Também podemos entender “ser normal” como seguir as normas, as regras ou o que é considerado usual em determinado grupo de pessoas. Podemos também avaliar como o mesmo comportamento da maioria: a mesmice, a padronização, a formação, ou seja, o colocar em formas.
Essa mesmice chega com um comportamento estimulado por um conjunto de pensamentos, crenças, padrões, normas e hábitos seguidos por uma maioria em determinado agrupamento de pessoas. Contudo, esse comportamento pode causar o afastamento das qualidades e virtudes individuais das pessoas. Como resultado, isto pode provocar desequilíbrios, enfermidades, infelicidade e a perda de sentido na vida.
A escolha pela falsa segurança do “sempre o mesmo”, que o sistema impõe por ser mais cômodo responder a um conjunto pré-estabelecido de comandos e respostas, impede o indivíduo de ser quem em verdade é.
A aceitação conformada por esse senso comum impede a vazão dos impulsos de vida que brotam na forma de dons, virtudes e aptidões, interrompendo o avanço do desejo interior.
Sair da mesmice é libertar-se do medo de se encontrar.
Marianne Williamson demonstrou bem esse verdadeiro transtorno de apequenamento quando escreveu: “Nosso maior medo não é o de sermos incapazes. Nosso maior medo é descobrir que somos muito mais poderosos do que pensamos.
É nossa luz e não nossas trevas, aquilo que mais nos assusta. Vivemos nos perguntando: quem sou eu, que me julgo tão insignificante, para aceitar o desafio de ser brilhante, sedutora, talentosa, fabulosa? Na verdade, por que não?
Procurar ser medíocre não vai ajudar em nada o mundo ou os nossos filhos. Não existe nenhum mérito em diminuir nossos talentos, apenas para que os outros não se sintam inseguros ao nosso lado.
Nascemos para manifestar a glória de Deus – que está em todos, e não apenas em alguns eleitos. Quando tentamos mostrar esta glória, inconscientemente damos permissão para que nossos amigos possam também manifestá-la. Quanto mais livres formos, mais livres tornamos aqueles que nos cercam.”

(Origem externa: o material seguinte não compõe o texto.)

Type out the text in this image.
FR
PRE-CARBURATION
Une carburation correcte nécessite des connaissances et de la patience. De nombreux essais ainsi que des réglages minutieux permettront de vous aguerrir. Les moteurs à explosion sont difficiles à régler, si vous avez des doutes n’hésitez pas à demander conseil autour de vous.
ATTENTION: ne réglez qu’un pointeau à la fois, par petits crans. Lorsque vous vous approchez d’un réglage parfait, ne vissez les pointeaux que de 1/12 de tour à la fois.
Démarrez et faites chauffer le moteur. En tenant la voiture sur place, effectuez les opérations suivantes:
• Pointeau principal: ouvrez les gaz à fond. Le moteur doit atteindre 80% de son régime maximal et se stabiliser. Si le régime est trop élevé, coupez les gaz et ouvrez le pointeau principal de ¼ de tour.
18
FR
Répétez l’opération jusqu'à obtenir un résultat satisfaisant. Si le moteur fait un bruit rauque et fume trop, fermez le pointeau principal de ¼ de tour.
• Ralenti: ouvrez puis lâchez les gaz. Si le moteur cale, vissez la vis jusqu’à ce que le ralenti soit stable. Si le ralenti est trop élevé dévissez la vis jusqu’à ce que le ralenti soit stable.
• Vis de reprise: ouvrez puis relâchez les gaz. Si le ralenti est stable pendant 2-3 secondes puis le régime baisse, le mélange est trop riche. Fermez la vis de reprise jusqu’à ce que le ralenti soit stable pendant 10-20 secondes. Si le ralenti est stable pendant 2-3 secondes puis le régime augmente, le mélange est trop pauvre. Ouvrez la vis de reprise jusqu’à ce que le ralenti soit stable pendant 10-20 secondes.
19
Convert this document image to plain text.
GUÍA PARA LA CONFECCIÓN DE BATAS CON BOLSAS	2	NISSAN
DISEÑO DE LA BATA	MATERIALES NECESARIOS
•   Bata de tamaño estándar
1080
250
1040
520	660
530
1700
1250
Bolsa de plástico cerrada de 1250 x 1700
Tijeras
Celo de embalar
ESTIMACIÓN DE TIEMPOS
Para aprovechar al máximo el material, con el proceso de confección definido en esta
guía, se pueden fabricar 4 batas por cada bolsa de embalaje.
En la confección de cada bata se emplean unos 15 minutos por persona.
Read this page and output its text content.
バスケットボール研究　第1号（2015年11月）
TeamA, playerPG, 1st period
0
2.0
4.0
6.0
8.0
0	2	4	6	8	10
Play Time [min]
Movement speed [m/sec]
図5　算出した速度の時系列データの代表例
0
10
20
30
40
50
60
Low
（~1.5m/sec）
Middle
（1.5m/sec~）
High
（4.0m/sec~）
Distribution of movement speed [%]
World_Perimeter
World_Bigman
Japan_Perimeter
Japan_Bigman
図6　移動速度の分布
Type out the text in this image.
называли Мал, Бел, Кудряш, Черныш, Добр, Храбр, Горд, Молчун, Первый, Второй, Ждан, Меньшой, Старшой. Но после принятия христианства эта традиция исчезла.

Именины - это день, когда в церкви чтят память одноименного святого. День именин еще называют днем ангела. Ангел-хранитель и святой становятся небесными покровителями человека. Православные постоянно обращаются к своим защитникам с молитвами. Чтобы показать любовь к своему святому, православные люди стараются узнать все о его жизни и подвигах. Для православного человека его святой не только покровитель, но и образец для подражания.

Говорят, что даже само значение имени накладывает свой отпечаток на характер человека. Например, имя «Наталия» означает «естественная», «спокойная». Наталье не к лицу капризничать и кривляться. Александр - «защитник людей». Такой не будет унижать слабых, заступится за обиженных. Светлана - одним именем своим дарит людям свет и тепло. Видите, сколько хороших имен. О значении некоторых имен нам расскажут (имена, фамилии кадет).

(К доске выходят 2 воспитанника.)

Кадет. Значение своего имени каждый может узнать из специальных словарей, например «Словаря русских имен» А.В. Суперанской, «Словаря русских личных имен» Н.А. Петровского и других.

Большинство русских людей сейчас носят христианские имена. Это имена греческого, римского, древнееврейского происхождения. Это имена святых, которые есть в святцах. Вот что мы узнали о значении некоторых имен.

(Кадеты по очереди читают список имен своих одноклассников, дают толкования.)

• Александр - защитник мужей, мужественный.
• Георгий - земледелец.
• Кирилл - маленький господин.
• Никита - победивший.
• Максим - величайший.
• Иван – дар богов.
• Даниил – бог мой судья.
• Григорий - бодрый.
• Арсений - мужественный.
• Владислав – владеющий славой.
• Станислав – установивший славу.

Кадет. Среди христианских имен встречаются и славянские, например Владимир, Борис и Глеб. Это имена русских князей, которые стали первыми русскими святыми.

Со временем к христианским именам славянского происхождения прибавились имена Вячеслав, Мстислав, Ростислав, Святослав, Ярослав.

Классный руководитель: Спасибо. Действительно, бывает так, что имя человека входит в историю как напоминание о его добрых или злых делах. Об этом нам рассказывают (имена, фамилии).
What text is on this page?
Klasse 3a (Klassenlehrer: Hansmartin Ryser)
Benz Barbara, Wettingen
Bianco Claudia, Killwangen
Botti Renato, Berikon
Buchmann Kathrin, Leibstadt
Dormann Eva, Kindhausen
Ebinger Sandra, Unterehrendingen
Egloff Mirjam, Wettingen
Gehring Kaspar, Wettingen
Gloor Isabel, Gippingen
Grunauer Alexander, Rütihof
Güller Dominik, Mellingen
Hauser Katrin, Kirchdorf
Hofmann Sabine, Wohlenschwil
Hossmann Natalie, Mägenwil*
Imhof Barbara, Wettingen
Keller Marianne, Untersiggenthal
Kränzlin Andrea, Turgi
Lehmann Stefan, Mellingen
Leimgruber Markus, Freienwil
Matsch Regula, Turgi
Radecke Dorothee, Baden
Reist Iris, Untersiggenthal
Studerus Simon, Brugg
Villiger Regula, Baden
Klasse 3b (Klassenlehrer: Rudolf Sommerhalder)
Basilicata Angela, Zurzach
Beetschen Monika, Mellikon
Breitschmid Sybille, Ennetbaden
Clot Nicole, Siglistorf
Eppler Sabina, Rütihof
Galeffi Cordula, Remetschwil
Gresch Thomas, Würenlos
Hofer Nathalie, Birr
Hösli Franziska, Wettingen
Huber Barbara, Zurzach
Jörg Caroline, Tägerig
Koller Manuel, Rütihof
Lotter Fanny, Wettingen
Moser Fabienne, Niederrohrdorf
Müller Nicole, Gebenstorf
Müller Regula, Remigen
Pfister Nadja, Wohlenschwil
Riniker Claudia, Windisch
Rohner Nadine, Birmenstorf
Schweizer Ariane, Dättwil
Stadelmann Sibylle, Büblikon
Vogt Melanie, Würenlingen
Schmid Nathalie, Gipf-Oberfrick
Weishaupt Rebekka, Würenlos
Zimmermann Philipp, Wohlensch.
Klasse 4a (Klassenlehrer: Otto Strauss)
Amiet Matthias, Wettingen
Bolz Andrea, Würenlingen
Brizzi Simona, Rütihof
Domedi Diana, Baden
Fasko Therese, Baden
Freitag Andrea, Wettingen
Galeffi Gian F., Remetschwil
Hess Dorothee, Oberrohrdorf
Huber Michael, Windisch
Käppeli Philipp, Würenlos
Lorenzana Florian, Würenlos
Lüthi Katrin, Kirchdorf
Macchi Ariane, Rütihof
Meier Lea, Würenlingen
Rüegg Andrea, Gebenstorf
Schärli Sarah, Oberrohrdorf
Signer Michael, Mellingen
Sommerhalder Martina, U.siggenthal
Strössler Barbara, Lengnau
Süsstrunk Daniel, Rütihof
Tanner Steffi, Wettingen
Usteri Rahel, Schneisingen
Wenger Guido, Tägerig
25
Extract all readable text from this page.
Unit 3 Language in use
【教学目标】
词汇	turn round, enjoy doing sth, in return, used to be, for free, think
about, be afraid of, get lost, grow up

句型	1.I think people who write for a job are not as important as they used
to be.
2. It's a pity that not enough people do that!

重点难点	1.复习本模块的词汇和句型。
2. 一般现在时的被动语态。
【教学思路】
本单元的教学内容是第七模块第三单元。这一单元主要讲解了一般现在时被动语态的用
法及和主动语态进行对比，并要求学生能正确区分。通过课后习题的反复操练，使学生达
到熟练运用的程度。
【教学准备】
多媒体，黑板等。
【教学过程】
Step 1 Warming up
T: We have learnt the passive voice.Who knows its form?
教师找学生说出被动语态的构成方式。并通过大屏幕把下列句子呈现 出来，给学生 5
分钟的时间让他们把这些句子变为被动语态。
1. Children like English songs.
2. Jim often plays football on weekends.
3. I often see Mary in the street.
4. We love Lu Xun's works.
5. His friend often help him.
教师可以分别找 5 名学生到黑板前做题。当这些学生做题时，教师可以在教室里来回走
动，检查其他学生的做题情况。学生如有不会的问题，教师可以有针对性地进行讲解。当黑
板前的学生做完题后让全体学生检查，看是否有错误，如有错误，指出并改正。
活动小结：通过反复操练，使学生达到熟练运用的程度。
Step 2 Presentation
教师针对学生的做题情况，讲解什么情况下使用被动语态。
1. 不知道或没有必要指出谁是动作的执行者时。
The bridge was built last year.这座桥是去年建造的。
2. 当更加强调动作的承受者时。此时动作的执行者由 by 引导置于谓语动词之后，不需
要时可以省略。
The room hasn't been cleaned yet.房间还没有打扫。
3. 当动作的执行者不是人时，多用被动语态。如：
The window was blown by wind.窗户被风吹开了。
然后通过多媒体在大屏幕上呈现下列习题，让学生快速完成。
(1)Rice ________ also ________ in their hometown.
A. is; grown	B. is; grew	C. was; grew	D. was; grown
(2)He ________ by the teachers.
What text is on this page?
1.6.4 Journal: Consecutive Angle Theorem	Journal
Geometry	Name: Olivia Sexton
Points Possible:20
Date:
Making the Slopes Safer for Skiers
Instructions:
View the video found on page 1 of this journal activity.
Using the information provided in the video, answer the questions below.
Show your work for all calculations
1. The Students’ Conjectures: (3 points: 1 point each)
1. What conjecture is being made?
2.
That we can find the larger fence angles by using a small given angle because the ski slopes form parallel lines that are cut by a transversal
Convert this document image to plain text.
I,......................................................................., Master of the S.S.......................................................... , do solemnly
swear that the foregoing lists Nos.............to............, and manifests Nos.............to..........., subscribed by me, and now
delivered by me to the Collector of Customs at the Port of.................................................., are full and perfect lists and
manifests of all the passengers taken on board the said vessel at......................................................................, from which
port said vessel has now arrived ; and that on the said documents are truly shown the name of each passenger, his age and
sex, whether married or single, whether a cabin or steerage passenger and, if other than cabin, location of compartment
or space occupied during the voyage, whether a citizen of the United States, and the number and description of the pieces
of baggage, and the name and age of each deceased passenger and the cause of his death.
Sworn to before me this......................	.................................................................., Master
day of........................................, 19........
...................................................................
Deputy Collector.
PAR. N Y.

É preciso empreender a marcha ao encontro da essência do ser.
Não é suficiente ser apenas um ego. É preciso empreender a marcha ao encontro da essência do ser, isto é, aquilo que em verdade somos, a nossa marca distinta e viva de onde nascem os impulsos da vida. Sair da mesmice é ir além do simples eu, atingir o self, transcender o mundano e reencontrar a nossa origem.
Essa viagem síntese é acompanhada pelo medo de se perder, sentida pela percepção da dissolução do ego – a identidade construída através das experiências familiares, da sociedade, em seus ambientes e relações.
Mas enfrentando esse receio, percebemos que o que se desmancha são as ilusões, as imagens construídas a partir de consensos, costumes e normas, as personas alimentadas pela energia do ego que ganham vida substituindo o ser em seus afazeres.
Essa verdadeira chacoalhada, essa revolução, começa dentro de cada um, no olhar para dentro de si mesmo. No encontro com a dádiva de ser, a realidade impossível de ser perdida.